Ce traitement ne se contentera pas de réguler le système opioïde cérébral. L’organisation de sa prescription et le fractionnement de sa délivrance sous contrôle infirmier, la dépendance à l’institution qui en découlera, seront l’occasion pour le patient de se ritualiser à l’intérieur d’un cadre normatif où il ne lui sera pas demandé de rendre des comptes – au-delà d’un respect minimal des règles institutionnelles et réglementaires de prescription/délivrance du traitement de substitution. Ce dispositif est accepté comme l’étai compensant les failles structurelles tant qu’il consent à être suffisamment aveugle (non intrusif) mais sans naïveté sur ce qui se passe en dehors de l’institution. Il ouvre un espace d’accueil stable bienveillant où le sujet pourra venir déposer ce qu’il aura besoin de partager et recevoir les soins médicaux, psychologiques et sociaux qu’il jugera nécessaires. La seule condition tient au respect de quelques règles : respect des personnes, respect des locaux, absence de consommation d’alcool, de tabac et de stupéfiants, absence d’introduction d’alcool et de stupéfiants dans les locaux, et avant tout acceptation de la dimension soignante de l’institution et de ses professionnelles. Sur ce dernier point le patient doit accepter que les membres de l’équipe se préoccupent, s’interrogent, voir l’interrogent sur sa santé et sa situation sociale sans qu’il ne soit exigé de lui qu’il réponde à ces préoccupations et à ces interrogations. Une limite claire est posée à ceux qui prétendent nous utiliser comme lieu de prescription et de délivrance de traitement tout en nous déniant le droit de nous interroger et de nous préoccuper.

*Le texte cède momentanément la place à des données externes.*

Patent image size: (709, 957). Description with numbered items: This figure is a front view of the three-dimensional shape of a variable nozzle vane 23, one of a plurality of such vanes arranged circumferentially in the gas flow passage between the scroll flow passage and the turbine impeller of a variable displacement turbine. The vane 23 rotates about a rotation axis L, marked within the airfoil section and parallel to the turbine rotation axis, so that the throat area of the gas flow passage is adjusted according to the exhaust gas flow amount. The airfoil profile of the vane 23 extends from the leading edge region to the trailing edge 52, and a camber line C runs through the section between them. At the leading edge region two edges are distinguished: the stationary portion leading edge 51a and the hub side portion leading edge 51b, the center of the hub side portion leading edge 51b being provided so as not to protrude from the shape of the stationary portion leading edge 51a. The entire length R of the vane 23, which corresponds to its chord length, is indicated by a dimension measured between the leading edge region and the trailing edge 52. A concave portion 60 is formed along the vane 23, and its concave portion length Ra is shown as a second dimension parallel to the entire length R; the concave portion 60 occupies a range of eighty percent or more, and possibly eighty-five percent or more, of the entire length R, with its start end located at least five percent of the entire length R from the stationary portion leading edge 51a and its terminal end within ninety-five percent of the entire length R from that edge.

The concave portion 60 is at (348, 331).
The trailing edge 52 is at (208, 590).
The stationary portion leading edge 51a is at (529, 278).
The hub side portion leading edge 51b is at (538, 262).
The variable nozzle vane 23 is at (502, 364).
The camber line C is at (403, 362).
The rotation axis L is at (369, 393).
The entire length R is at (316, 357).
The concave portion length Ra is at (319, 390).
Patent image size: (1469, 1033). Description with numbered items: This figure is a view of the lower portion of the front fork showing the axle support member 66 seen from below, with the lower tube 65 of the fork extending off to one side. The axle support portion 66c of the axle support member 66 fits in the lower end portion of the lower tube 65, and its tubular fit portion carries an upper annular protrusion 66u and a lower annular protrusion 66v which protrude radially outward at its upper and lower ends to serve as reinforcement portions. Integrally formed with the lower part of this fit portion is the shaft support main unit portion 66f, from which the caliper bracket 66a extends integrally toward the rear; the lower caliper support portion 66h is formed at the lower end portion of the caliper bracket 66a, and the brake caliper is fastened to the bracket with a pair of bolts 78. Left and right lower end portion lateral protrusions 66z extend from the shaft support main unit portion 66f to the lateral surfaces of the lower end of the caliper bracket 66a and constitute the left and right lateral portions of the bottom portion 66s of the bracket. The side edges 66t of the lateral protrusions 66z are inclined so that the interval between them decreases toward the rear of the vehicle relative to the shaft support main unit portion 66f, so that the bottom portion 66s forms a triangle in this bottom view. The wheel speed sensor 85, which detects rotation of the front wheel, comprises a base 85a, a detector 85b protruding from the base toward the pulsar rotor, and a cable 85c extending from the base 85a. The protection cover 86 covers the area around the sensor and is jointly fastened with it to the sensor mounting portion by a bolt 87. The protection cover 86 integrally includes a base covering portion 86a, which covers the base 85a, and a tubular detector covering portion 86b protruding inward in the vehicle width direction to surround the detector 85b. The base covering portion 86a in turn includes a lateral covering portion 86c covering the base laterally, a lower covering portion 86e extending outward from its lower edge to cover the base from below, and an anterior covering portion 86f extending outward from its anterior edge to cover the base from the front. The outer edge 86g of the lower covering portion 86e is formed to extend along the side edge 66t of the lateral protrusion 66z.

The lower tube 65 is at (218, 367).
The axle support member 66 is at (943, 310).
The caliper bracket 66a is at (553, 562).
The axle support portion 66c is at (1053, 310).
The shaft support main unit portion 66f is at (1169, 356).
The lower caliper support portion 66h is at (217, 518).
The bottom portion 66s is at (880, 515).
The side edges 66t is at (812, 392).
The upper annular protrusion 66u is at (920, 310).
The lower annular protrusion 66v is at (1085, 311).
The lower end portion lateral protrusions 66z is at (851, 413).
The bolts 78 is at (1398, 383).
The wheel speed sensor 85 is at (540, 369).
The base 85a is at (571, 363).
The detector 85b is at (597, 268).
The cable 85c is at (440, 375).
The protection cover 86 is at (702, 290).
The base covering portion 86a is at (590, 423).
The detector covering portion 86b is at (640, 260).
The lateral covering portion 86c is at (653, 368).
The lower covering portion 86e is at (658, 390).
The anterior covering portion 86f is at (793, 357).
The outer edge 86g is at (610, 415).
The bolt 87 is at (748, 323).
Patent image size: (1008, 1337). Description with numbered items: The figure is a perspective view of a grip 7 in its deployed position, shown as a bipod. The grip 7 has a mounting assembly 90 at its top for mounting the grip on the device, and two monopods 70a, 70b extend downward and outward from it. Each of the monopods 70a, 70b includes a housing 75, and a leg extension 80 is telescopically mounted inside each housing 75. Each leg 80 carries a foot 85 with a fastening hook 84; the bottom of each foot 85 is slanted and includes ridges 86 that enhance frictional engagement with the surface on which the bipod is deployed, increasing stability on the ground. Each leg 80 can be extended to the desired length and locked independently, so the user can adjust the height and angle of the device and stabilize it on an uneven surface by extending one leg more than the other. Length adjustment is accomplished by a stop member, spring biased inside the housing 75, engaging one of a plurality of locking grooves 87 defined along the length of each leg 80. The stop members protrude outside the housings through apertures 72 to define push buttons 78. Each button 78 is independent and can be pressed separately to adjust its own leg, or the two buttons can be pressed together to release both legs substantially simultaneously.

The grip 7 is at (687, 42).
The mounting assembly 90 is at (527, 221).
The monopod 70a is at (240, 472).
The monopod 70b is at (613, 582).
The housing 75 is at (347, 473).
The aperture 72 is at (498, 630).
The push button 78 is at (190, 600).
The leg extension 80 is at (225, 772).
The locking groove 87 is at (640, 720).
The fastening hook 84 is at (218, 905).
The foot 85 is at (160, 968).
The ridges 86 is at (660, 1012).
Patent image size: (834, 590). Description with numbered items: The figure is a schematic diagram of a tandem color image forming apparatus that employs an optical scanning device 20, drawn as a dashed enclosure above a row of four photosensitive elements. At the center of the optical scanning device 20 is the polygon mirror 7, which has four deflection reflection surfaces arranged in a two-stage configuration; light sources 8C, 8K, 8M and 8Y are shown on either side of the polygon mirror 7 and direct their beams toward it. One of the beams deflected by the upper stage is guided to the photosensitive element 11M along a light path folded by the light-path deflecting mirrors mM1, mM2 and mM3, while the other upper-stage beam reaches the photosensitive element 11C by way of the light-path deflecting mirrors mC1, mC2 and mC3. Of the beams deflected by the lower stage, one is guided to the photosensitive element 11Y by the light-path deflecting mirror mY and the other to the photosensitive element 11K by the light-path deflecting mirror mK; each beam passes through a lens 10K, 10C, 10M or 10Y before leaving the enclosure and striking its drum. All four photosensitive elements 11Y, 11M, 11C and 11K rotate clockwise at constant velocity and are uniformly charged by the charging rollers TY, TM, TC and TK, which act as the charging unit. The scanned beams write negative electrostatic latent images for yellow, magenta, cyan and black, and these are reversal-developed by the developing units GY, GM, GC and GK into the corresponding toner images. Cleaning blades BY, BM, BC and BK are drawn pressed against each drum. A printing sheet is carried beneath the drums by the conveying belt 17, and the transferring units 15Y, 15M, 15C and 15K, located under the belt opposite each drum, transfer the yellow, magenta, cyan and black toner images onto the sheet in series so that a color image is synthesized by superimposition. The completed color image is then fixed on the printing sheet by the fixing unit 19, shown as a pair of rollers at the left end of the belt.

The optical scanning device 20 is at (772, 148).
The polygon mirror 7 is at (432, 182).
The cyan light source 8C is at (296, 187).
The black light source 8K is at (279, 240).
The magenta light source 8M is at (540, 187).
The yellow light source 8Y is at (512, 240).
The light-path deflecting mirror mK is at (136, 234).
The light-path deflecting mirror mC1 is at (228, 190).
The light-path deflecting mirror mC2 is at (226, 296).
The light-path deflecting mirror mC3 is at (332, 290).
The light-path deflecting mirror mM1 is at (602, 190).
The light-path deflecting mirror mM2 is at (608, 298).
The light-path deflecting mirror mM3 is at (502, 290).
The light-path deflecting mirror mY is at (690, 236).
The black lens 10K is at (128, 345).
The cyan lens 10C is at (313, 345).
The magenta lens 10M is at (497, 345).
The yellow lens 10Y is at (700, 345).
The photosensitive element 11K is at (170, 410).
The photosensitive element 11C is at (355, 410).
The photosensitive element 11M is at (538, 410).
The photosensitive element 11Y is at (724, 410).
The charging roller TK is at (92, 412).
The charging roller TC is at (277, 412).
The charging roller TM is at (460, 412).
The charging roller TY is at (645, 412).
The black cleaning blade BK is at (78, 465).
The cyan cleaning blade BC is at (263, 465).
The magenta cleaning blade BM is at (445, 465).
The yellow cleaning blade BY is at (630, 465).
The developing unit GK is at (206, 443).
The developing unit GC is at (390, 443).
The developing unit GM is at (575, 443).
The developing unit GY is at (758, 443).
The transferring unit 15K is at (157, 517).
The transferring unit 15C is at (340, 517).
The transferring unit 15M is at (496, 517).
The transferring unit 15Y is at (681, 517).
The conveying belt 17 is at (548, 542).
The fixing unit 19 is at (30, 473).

Nous savons et assumons que certains de nos patients consomment toujours ou qu’ils se font prescrire d’autres traitements ailleurs, voir qu’ils revendent une partie de leur traitement. Peut-être faut-il être suffisamment aveugle sans naïveté ? Nous pensons que nous devons accepter de ne pas trop nous immiscer dans cette réalité de l’autre sans quoi nous lui coupons la possibilité de soigner ce qu’il est prêt à soigner et faillons à notre engagement déontologique. Il revient à d’autres d’agir si nécessaire sur ces comportements (médecins conseils, police, justices, services sociaux à l’enfance, etc…).

Ce cadre et cette philosophie de soins ont en tout cas déjà permis à M. B. de passer de soins inarticulés à l’expression verbale de préoccupations fécales ; à dire à ce propos « ça me posait trop de questions ». Expression de sa perplexité sur ce qui se passe dans son corps, sur la signification de certains de ces ressentis. Invitation qui m’est adressée pour lui permettre l’apprentissage de leur signification ? Préalable nécessaire en tout cas pour passer de l’exposé factuel à une possibilité d’élaboration.